About 1,000 residents near the compromised Beaver Dam were told to evacuate Wednesday morning, though the order was lifted several hours later when crews shored up the dam.
U.S. Senator Lindsey Graham warned the disaster could "break the bank" of federal emergency funds, possibly topping more than $1 billion.
At least 17 people in South Carolina and North Carolina have died in the storm.
In coastal Georgetown, one of America's oldest cities, Scott Youngblood put more sandbags by the door of the Augustus & Carolina furniture store on Front Street, the popular tourist attraction that runs along the Sampit River.
Each day since last weekend's storm, which sent more than a foot of water washing down the street, water at high tide has lapped against those sandbags. Residents worried there may be more flooding on the Black and Waccamaw rivers. Both drain into Georgetown County.

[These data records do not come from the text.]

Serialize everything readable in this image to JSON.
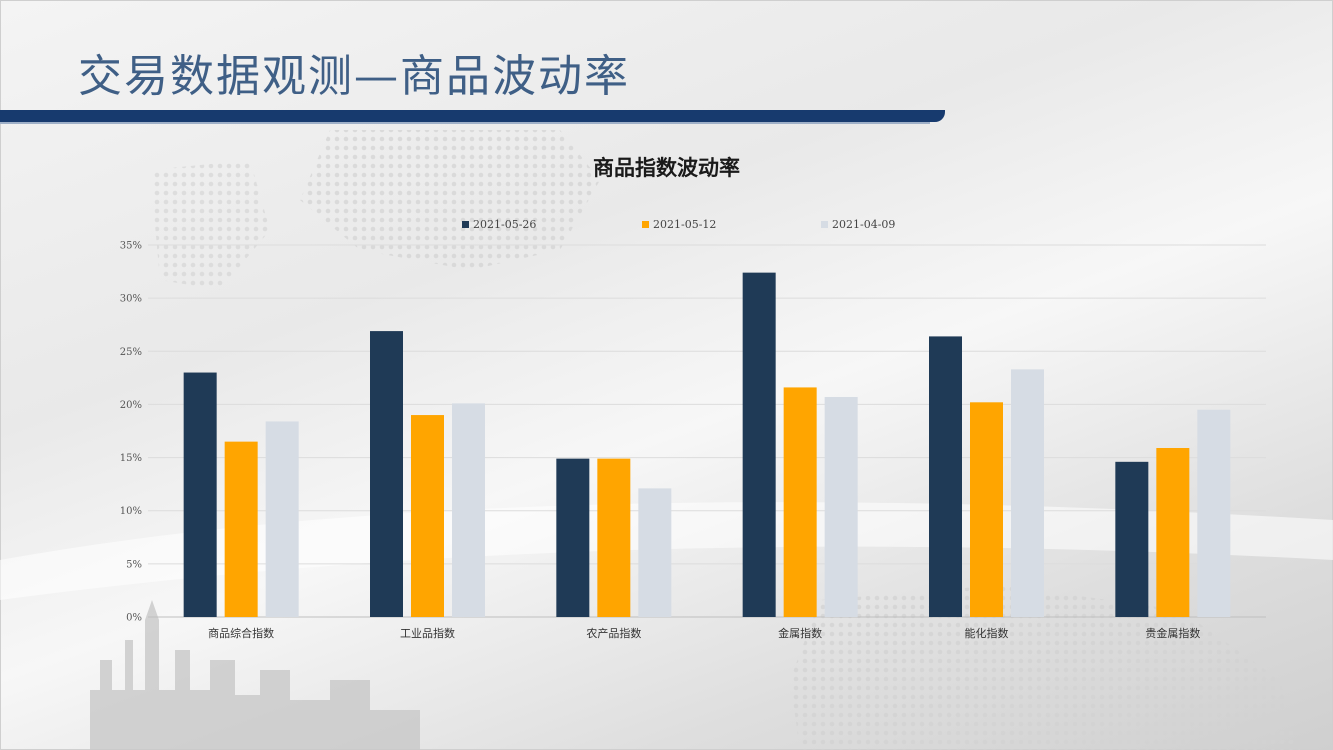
{
  "slide": {
    "title": "交易数据观测—商品波动率"
  },
  "colors": {
    "series_1": "#1f3a56",
    "series_2": "#ffa500",
    "series_3": "#d6dce4",
    "accent": "#173a6e",
    "title": "#3f5f86"
  },
  "chart_data": {
    "type": "bar",
    "title": "商品指数波动率",
    "xlabel": "",
    "ylabel": "",
    "ylim": [
      0,
      35
    ],
    "yticks": [
      "0%",
      "5%",
      "10%",
      "15%",
      "20%",
      "25%",
      "30%",
      "35%"
    ],
    "ytick_values": [
      0,
      5,
      10,
      15,
      20,
      25,
      30,
      35
    ],
    "grid": true,
    "legend_position": "top-center",
    "categories": [
      "商品综合指数",
      "工业品指数",
      "农产品指数",
      "金属指数",
      "能化指数",
      "贵金属指数"
    ],
    "series": [
      {
        "name": "2021-05-26",
        "values": [
          23.0,
          26.9,
          14.9,
          32.4,
          26.4,
          14.6
        ]
      },
      {
        "name": "2021-05-12",
        "values": [
          16.5,
          19.0,
          14.9,
          21.6,
          20.2,
          15.9
        ]
      },
      {
        "name": "2021-04-09",
        "values": [
          18.4,
          20.1,
          12.1,
          20.7,
          23.3,
          19.5
        ]
      }
    ]
  }
}
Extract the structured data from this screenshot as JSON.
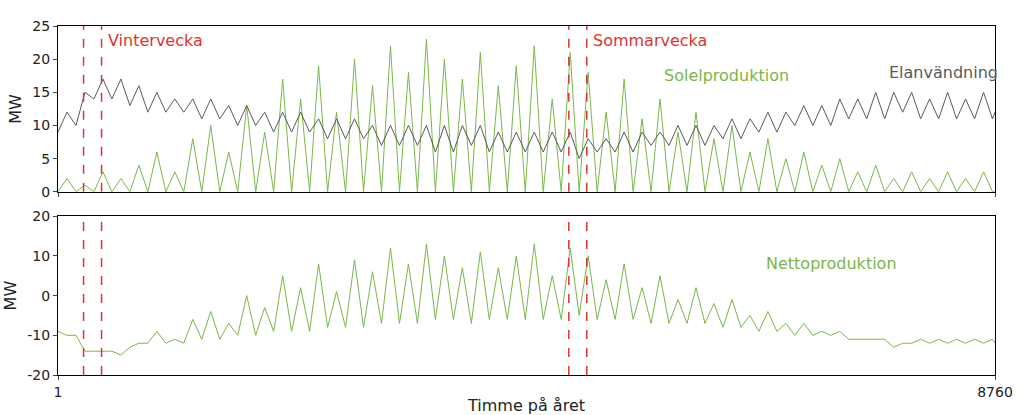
{
  "chart_data": [
    {
      "type": "line",
      "ylabel": "MW",
      "xlim": [
        1,
        8760
      ],
      "xticks": [
        1,
        8760
      ],
      "ylim": [
        0,
        25
      ],
      "yticks": [
        0,
        5,
        10,
        15,
        20,
        25
      ],
      "grid": false,
      "legend": false,
      "tick_labels": "y",
      "x": [
        1,
        85,
        169,
        253,
        337,
        421,
        505,
        589,
        673,
        757,
        841,
        925,
        1009,
        1093,
        1177,
        1261,
        1345,
        1429,
        1513,
        1597,
        1681,
        1765,
        1849,
        1933,
        2017,
        2101,
        2185,
        2269,
        2353,
        2437,
        2521,
        2605,
        2689,
        2773,
        2857,
        2941,
        3025,
        3109,
        3193,
        3277,
        3361,
        3445,
        3529,
        3613,
        3697,
        3781,
        3865,
        3949,
        4033,
        4117,
        4201,
        4285,
        4369,
        4453,
        4537,
        4621,
        4705,
        4789,
        4873,
        4957,
        5041,
        5125,
        5209,
        5293,
        5377,
        5461,
        5545,
        5629,
        5713,
        5797,
        5881,
        5965,
        6049,
        6133,
        6217,
        6301,
        6385,
        6469,
        6553,
        6637,
        6721,
        6805,
        6889,
        6973,
        7057,
        7141,
        7225,
        7309,
        7393,
        7477,
        7561,
        7645,
        7729,
        7813,
        7897,
        7981,
        8065,
        8149,
        8233,
        8317,
        8401,
        8485,
        8569,
        8653,
        8737,
        8760
      ],
      "series": [
        {
          "name": "Solelproduktion",
          "color": "#7ab648",
          "line_style": "solid",
          "values": [
            0,
            2,
            0,
            1,
            0,
            3,
            0,
            2,
            0,
            4,
            0,
            6,
            0,
            3,
            0,
            8,
            0,
            10,
            0,
            6,
            0,
            13,
            0,
            9,
            0,
            17,
            0,
            14,
            0,
            19,
            0,
            12,
            0,
            20,
            0,
            16,
            0,
            22,
            0,
            18,
            0,
            23,
            0,
            20,
            0,
            17,
            0,
            21,
            0,
            16,
            0,
            19,
            0,
            22,
            0,
            14,
            0,
            21,
            0,
            18,
            0,
            12,
            0,
            17,
            0,
            11,
            0,
            14,
            0,
            9,
            0,
            12,
            0,
            8,
            0,
            10,
            0,
            6,
            0,
            8,
            0,
            5,
            0,
            6,
            0,
            4,
            0,
            5,
            0,
            3,
            0,
            4,
            0,
            2,
            0,
            3,
            0,
            2,
            0,
            3,
            0,
            2,
            0,
            3,
            0,
            0
          ]
        },
        {
          "name": "Elanvändning",
          "color": "#5a5a5a",
          "line_style": "solid",
          "values": [
            9,
            12,
            10,
            15,
            14,
            17,
            14,
            17,
            13,
            16,
            12,
            15,
            12,
            14,
            12,
            14,
            11,
            14,
            11,
            13,
            10,
            13,
            10,
            12,
            9,
            12,
            9,
            12,
            9,
            11,
            8,
            11,
            8,
            11,
            8,
            10,
            7,
            10,
            7,
            10,
            7,
            10,
            6,
            10,
            6,
            10,
            7,
            10,
            6,
            9,
            6,
            9,
            6,
            9,
            6,
            9,
            6,
            9,
            5,
            8,
            6,
            8,
            6,
            9,
            6,
            9,
            7,
            9,
            7,
            10,
            7,
            10,
            7,
            10,
            8,
            11,
            8,
            11,
            9,
            12,
            9,
            12,
            10,
            13,
            10,
            13,
            10,
            14,
            11,
            14,
            11,
            15,
            11,
            15,
            12,
            15,
            11,
            14,
            11,
            15,
            11,
            14,
            11,
            15,
            11,
            12
          ]
        }
      ],
      "vertical_lines": [
        {
          "x": [
            240,
            408
          ],
          "label": "Vintervecka",
          "color": "#e0322f",
          "line_style": "dashed"
        },
        {
          "x": [
            4776,
            4944
          ],
          "label": "Sommarvecka",
          "color": "#e0322f",
          "line_style": "dashed"
        }
      ]
    },
    {
      "type": "line",
      "ylabel": "MW",
      "xlabel": "Timme på året",
      "xlim": [
        1,
        8760
      ],
      "xticks": [
        1,
        8760
      ],
      "ylim": [
        -20,
        20
      ],
      "yticks": [
        -20,
        -10,
        0,
        10,
        20
      ],
      "grid": false,
      "legend": false,
      "x": [
        1,
        85,
        169,
        253,
        337,
        421,
        505,
        589,
        673,
        757,
        841,
        925,
        1009,
        1093,
        1177,
        1261,
        1345,
        1429,
        1513,
        1597,
        1681,
        1765,
        1849,
        1933,
        2017,
        2101,
        2185,
        2269,
        2353,
        2437,
        2521,
        2605,
        2689,
        2773,
        2857,
        2941,
        3025,
        3109,
        3193,
        3277,
        3361,
        3445,
        3529,
        3613,
        3697,
        3781,
        3865,
        3949,
        4033,
        4117,
        4201,
        4285,
        4369,
        4453,
        4537,
        4621,
        4705,
        4789,
        4873,
        4957,
        5041,
        5125,
        5209,
        5293,
        5377,
        5461,
        5545,
        5629,
        5713,
        5797,
        5881,
        5965,
        6049,
        6133,
        6217,
        6301,
        6385,
        6469,
        6553,
        6637,
        6721,
        6805,
        6889,
        6973,
        7057,
        7141,
        7225,
        7309,
        7393,
        7477,
        7561,
        7645,
        7729,
        7813,
        7897,
        7981,
        8065,
        8149,
        8233,
        8317,
        8401,
        8485,
        8569,
        8653,
        8737,
        8760
      ],
      "series": [
        {
          "name": "Nettoproduktion",
          "color": "#7ab648",
          "line_style": "solid",
          "values": [
            -9,
            -10,
            -10,
            -14,
            -14,
            -14,
            -14,
            -15,
            -13,
            -12,
            -12,
            -9,
            -12,
            -11,
            -12,
            -6,
            -11,
            -4,
            -11,
            -7,
            -10,
            0,
            -10,
            -3,
            -9,
            5,
            -9,
            2,
            -9,
            8,
            -8,
            1,
            -8,
            9,
            -8,
            6,
            -7,
            12,
            -7,
            8,
            -7,
            13,
            -6,
            10,
            -6,
            7,
            -7,
            11,
            -6,
            7,
            -6,
            10,
            -6,
            13,
            -6,
            5,
            -6,
            12,
            -5,
            10,
            -6,
            4,
            -6,
            8,
            -6,
            2,
            -7,
            5,
            -7,
            -1,
            -7,
            2,
            -7,
            -2,
            -8,
            -1,
            -8,
            -5,
            -9,
            -4,
            -9,
            -7,
            -10,
            -7,
            -10,
            -9,
            -10,
            -9,
            -11,
            -11,
            -11,
            -11,
            -11,
            -13,
            -12,
            -12,
            -11,
            -12,
            -11,
            -12,
            -11,
            -12,
            -11,
            -12,
            -11,
            -12
          ]
        }
      ],
      "vertical_lines": [
        {
          "x": [
            240,
            408
          ],
          "color": "#e0322f",
          "line_style": "dashed"
        },
        {
          "x": [
            4776,
            4944
          ],
          "color": "#e0322f",
          "line_style": "dashed"
        }
      ]
    }
  ]
}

The Waccamaw was expected to crest at 5 feet above flood stage in Conway, in Horry County, on Thursday. The Black crested Tuesday upstream at Kingstree at about 10 feet above flood stage, breaking a record, town officials said.
Youngblood hopes things won't be as bad as earlier in the week.
"We're hanging our hat on that we're not going to have that combination of tide and rain and such," he said. "We had so much rain, but the primary thing we were experiencing was the water table coming up through the bottom bubbling up from beneath the flooring. We had quite a bit of damage."
Gov. Nikki Haley took an aerial tour of damaged areas Tuesday, and planned to visit the coast Wednesday afternoon.
"We are watching this minute by minute," she said. She said evacuations may be needed toward the coast because of swollen rivers.
At a shelter in Columbia, Graham said it would take weeks to get a good damage assessment.
"We're talking hundreds of millions (of dollars), maybe over a billion," he said.
On Tuesday, the governor said it could be "any amount of dollars."
Graham also warned state and county officials not to use the disaster as an opportunity to ask for money unrelated to flood damage. He criticized the federal government's aid package to the Northeast following Hurricane Sandy in 2012, calling it a "pork-laden monstrosity."